Of course, he's right that money has been wasted in the past, often by the governments it was going through. Remind me again why the poorest people in the world are being asked to pay for bad deals between their corrupt rulers and misguided international lending institutions? And what about all the well-designed, transparent, high-level HIV, malaria, and TB projects that the Global Fund has approved and that are just stagnating while they wait for funding?

Here's the thing; even if debt relief and aid do not always lead to improved welfare, there is just no scenario where a heavily impoverished and indebted nation can turn itself around within the current world system. Development is not the necessary result of more aid; but aid and trade and debt relief are all sine qua non for development.

Obviously, there's a lot that's indefensible that goes on in the aid world, and I agree a lot with the critiques like the one I discussed in my previous post. But those critiques are made analytically and descriptively and they aren't used to undermine the fundamental principle that rich people have an obligation to use their wealth in service to the poor. A principle that Bono has a big role in bringing to the international table. Now that's a real rock star.

12.08.2005

Aid Industry

I'm in the middle of finals so not much time to post. I wanted to point out a great article on Malawi in the Times this week. It nicely summarizes the contradictions in the "aid industry" in Africa. I think it's actually a little gentle--for example, CARE in Malawi gets to explain away its part in exacerbating poverty in Malawi by its limited geographic scope. As a matter of fact, CARE is currently working in 60 countries around the world. Perhaps they would be more effective if they were less concerned about lifting their own profile and sucking up as much donor money as possible, and more concerned about actually dealing with entrenched poverty in the countries they are in.

Many of the international NGOs are the same, of course. Which is a problem for someone who feels like she is being groomed to join just that kind of organization; who wants a job in Africa, but not at the expense of the destitute poor who live there.

12.04.2005

Wow


Buenos Aires' World AIDS Day celebration. As my friend Amanda said, "I just can't picture them doing that to the Washington Monument". I'll save the comparison of Brazil's enlightened AIDS policy with America's non-policy for another day, and just let the picture speak for itself.

12.01.2005

World AIDS Day 2005

Today is World AIDS Day. In the Washington Post, an interesting pair of op-eds from Jim Yong Kim, now of WHO, and Richard Holbrooke, former US ambassador. Kim looks at the latest statistics and finds some reason for hope: the vastly expanded access to treatment with antiretroviral therapy for people living with the disease. Holbrooke acknowledges the importance of treatment but urges the international community to scale up prevention, particularly through expanded testing programs.

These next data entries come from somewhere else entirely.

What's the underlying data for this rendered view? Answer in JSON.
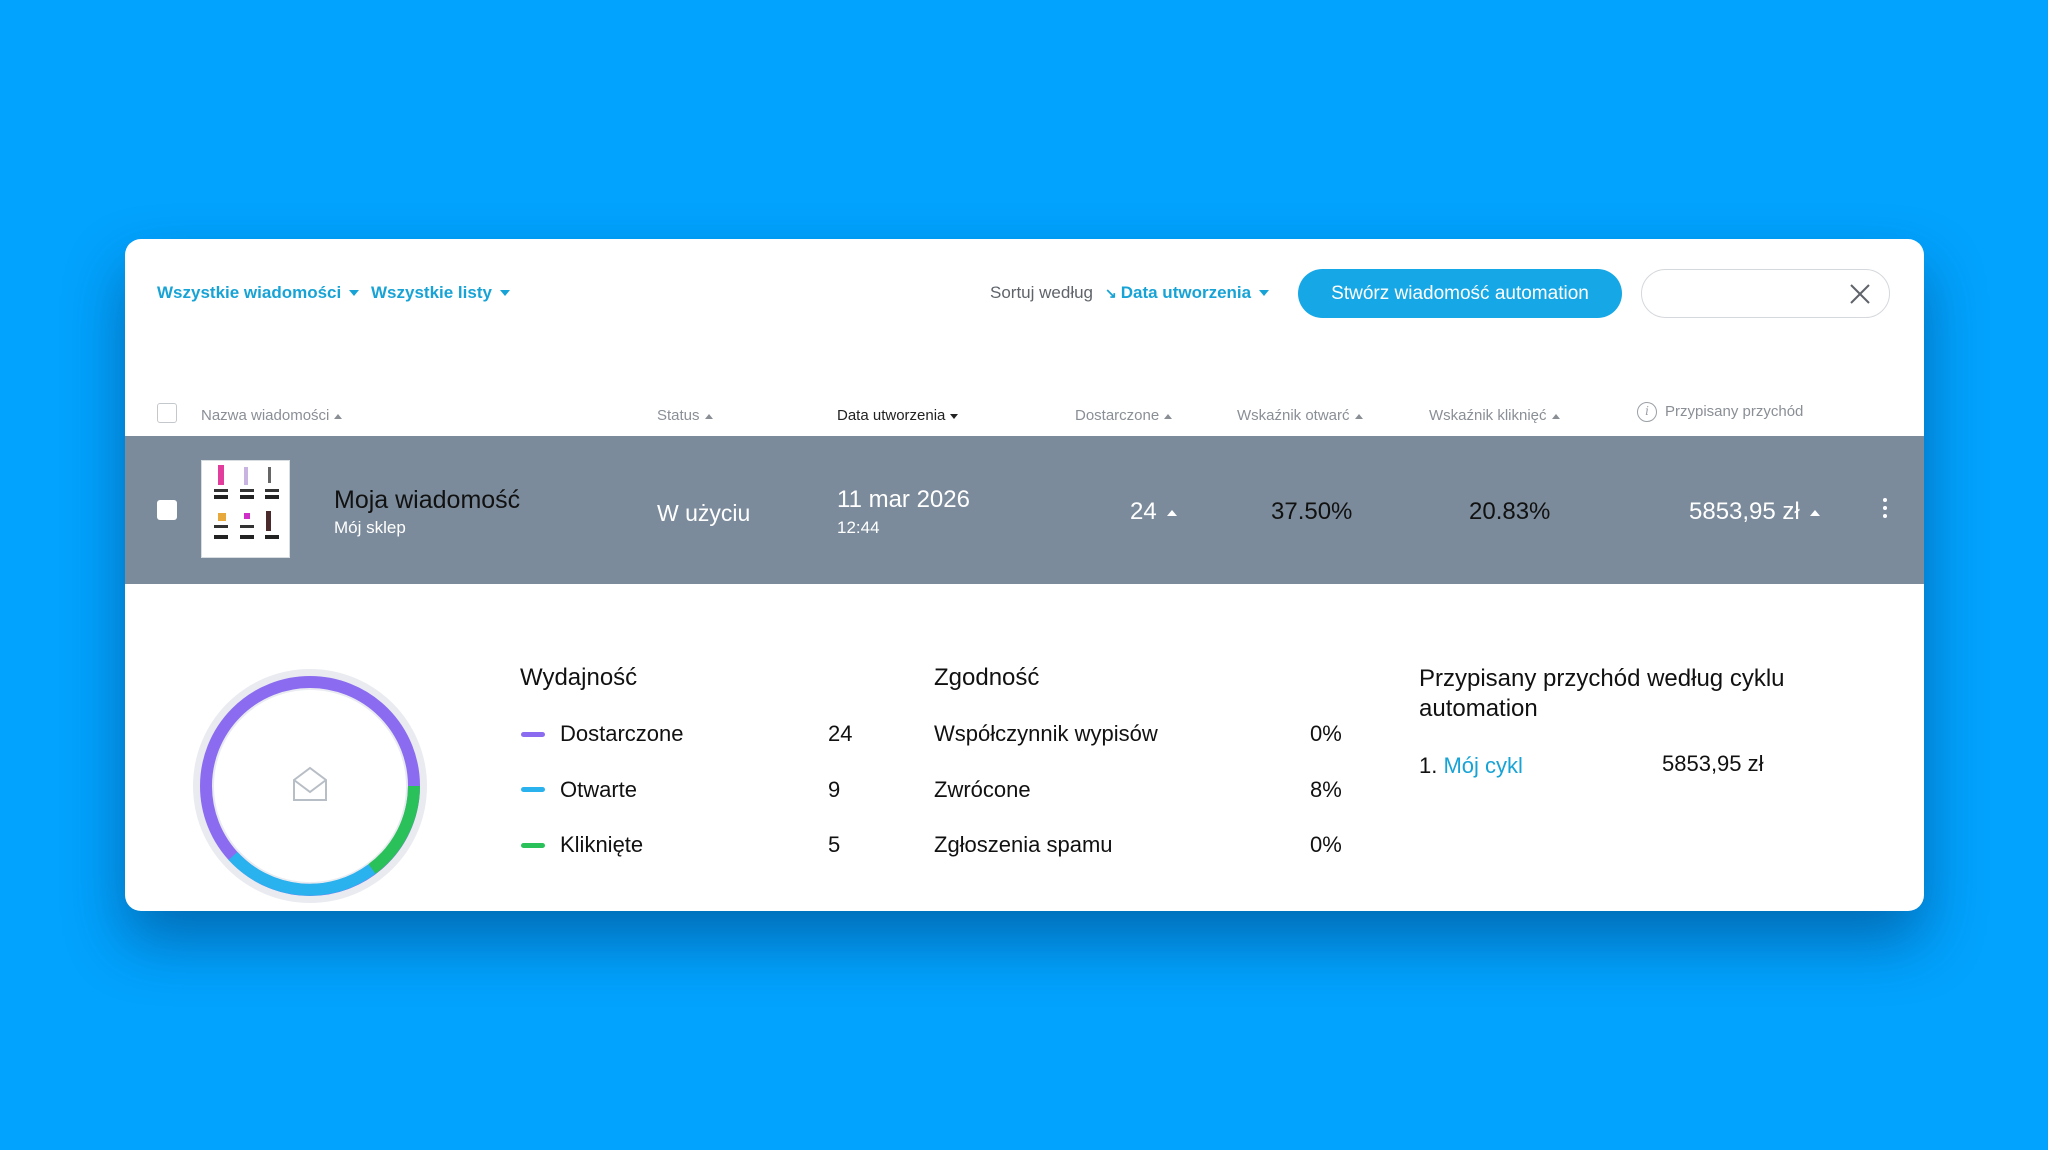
{
  "toolbar": {
    "filter_messages": "Wszystkie wiadomości",
    "filter_lists": "Wszystkie listy",
    "sort_label": "Sortuj według",
    "sort_value": "Data utworzenia",
    "create_button": "Stwórz wiadomość automation",
    "search_value": "",
    "search_placeholder": ""
  },
  "table": {
    "headers": {
      "name": "Nazwa wiadomości",
      "status": "Status",
      "created": "Data utworzenia",
      "delivered": "Dostarczone",
      "open_rate": "Wskaźnik otwarć",
      "click_rate": "Wskaźnik kliknięć",
      "revenue": "Przypisany przychód"
    },
    "row": {
      "name": "Moja wiadomość",
      "store": "Mój sklep",
      "status": "W użyciu",
      "date": "11 mar 2026",
      "time": "12:44",
      "delivered": "24",
      "open_rate": "37.50%",
      "click_rate": "20.83%",
      "revenue": "5853,95 zł"
    }
  },
  "details": {
    "performance": {
      "title": "Wydajność",
      "items": [
        {
          "label": "Dostarczone",
          "value": "24",
          "color": "#8b6cf0"
        },
        {
          "label": "Otwarte",
          "value": "9",
          "color": "#2ab2ee"
        },
        {
          "label": "Kliknięte",
          "value": "5",
          "color": "#2bc15a"
        }
      ]
    },
    "compliance": {
      "title": "Zgodność",
      "items": [
        {
          "label": "Współczynnik wypisów",
          "value": "0%"
        },
        {
          "label": "Zwrócone",
          "value": "8%"
        },
        {
          "label": "Zgłoszenia spamu",
          "value": "0%"
        }
      ]
    },
    "revenue": {
      "title": "Przypisany przychód według cyklu automation",
      "items": [
        {
          "index": "1.",
          "name": "Mój cykl",
          "value": "5853,95 zł"
        }
      ]
    }
  },
  "colors": {
    "background": "#02a3fe",
    "accent": "#16a8e6",
    "row_bg": "#7b8b9b"
  }
}
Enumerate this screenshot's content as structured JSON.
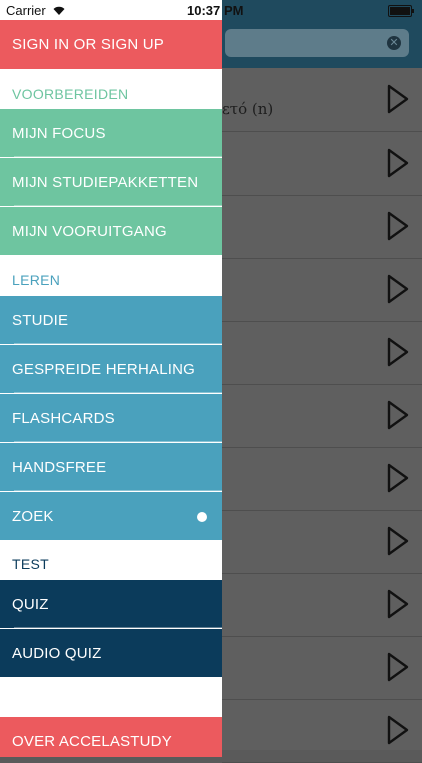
{
  "status_bar": {
    "carrier": "Carrier",
    "time": "10:37",
    "pm_suffix": "PM"
  },
  "main": {
    "first_row_text": "ετό (n)",
    "rows": 11
  },
  "drawer": {
    "sign_in": "SIGN IN OR SIGN UP",
    "section_prepare": "VOORBEREIDEN",
    "prepare_items": [
      "MIJN FOCUS",
      "MIJN STUDIEPAKKETTEN",
      "MIJN VOORUITGANG"
    ],
    "section_learn": "LEREN",
    "learn_items": [
      "STUDIE",
      "GESPREIDE HERHALING",
      "FLASHCARDS",
      "HANDSFREE",
      "ZOEK"
    ],
    "section_test": "TEST",
    "test_items": [
      "QUIZ",
      "AUDIO QUIZ"
    ],
    "about": "OVER ACCELASTUDY"
  },
  "colors": {
    "red": "#ec5a5e",
    "green": "#6ec5a0",
    "blue": "#4aa1bd",
    "navy": "#0b3b5b",
    "header_green_text": "#6ec5a0",
    "header_blue_text": "#4aa1bd",
    "header_navy_text": "#0b3b5b"
  }
}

But what Holbrooke doesn't address is the fact that there is little incentive for people to get tested in the absence of treatment. You have to do both. From a human rights perspective: you can't force people to get tested, and the state does have an obligation to provide life-saving therapy. Antiretrovirals are not optional, they have to be a part of any strategy. Of course testing is crucial, but in the US, where 1/3rd of people who are HIV positive do not know their status, we haven't put treatment on hold until they all get tested. Why should any other government have to make that choice.

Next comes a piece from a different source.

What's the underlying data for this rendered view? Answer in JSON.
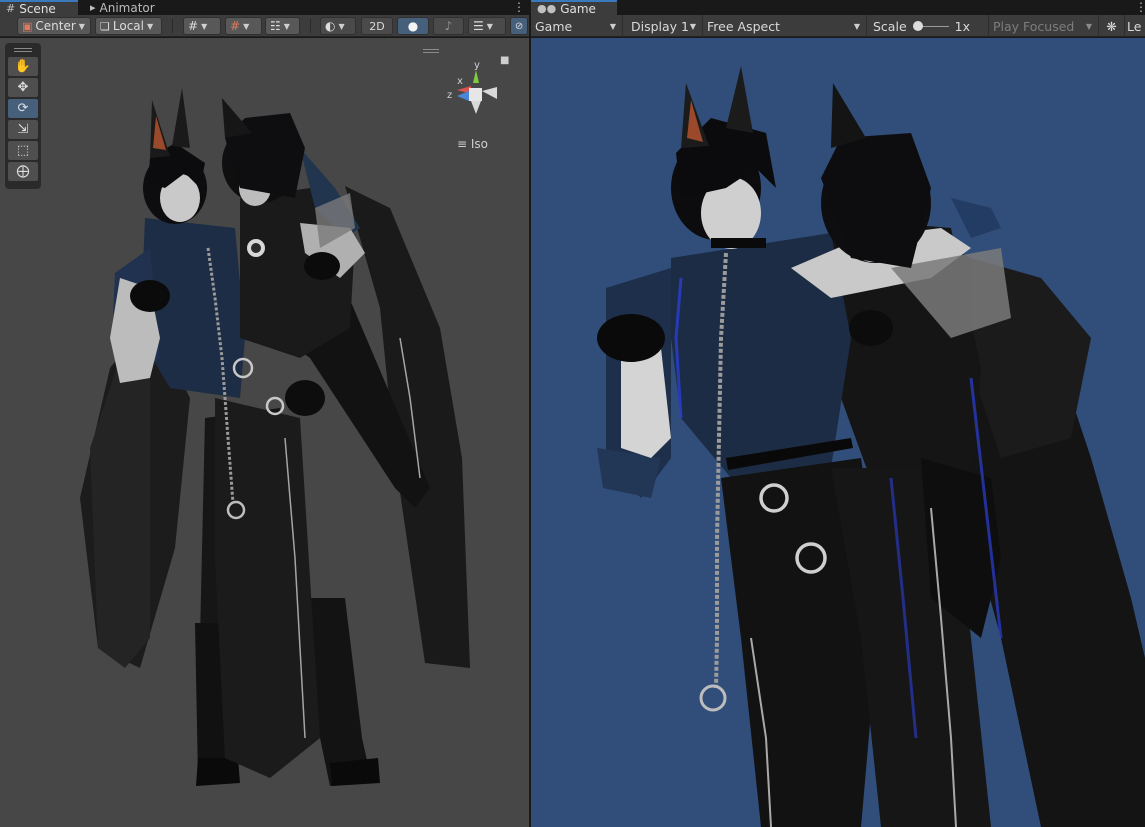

It's World AIDS Day, but I don't feel hopeless because even in the last 5 years, so much has changed in the global pandemic. Treatment is more doable and cheaper all the time, there are extremely cheap and effective interventions to prevent mother to child transmission, and microbicides are in human trials. Of course there are so many more people infected and epidemics taking off in new places, and so many young lives lost, and all of this is sobering. But not hopeless.